Pandemia em PG pode acabar só em junho de 2022, diz estudo da UFPR

Estimativas podem mudar se o governador Ratinho Júnior cumprir a promessa de imunizar toda a população do estado com a primeira dose até setembro

Da redação, com assessoria
Foto: Divulgação
Cálculo realizado por pesquisadores da Universidade Federal do Paraná (UFPR) prevê que somente no dia 30 de junho de 2022 o município de Ponta Grossa consiga ter 95% de sua população adulta imunizada com as duas doses da vacina contra a COVID-19. Segundo tabela (veja abaixo) divulgada pela UFPR com as previsões do portal 'Modinterv Covid-19 PR', a cidade pode se tornar a mais "atrasada" no que se refere a alcançar a imunidade coletiva, caso não mude o ritmo de vacinação.

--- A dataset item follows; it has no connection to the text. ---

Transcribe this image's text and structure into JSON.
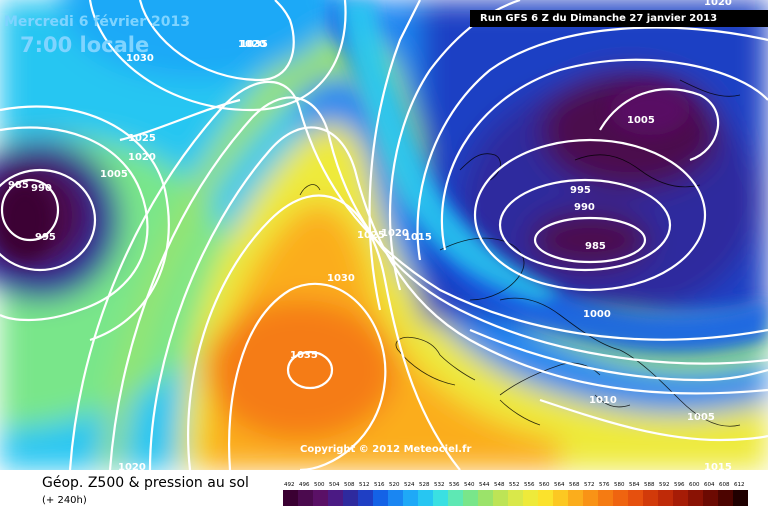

A modelagem matemática para a profecia foi elaborada por pesquisadores da UFPR, da UFPE (Universidade Federal de Pernambuco) e da UFS (Universidade Federal de Sergipe), levando em conta o andamento da vacinação em Ponta Grossa até o dia 6 de junho. Das cidades paranaenses, Paranaguá seria a primeira a obter a imunidade coletiva pela vacinação, no dia 18 de outubro deste ano, três meses antes da capital.


Sob a coordenação de Giovani Vasconcelos, do Departamento de Física da UFPR, o portal foi desenvolvido pelos bolsistas Luan de Paula Cordeiro e Bruno Mantovani Czajkowski. O lançamento da plataforma foi realizado no último dia 10 de junho, pelo YouTube. “Os dados mostram que é preciso aumentar urgentemente o ritmo de vacinação, para que a imunidade coletiva seja atingida em um curto horizonte de tempo”, afirmou Vasconcelos, em entrevista ao portal de notícias da UFPR.

Parece que o recado atingiu as autoridades, pois nesta segunda-feira (14), após São Paulo, Rio de Janeiro e Maranhão protagonizarem uma “guerra de vacinação”, com os estados antecipando cada vez mais as datas de vacinação total da sua população, Ratinho Júnior prometeu imunizar toda a população adulta do estado com a primeira dose até setembro deste ano. Se cumprir a meta, até o final do ano o Paraná terá chegado ao oásis da imunidade coletiva.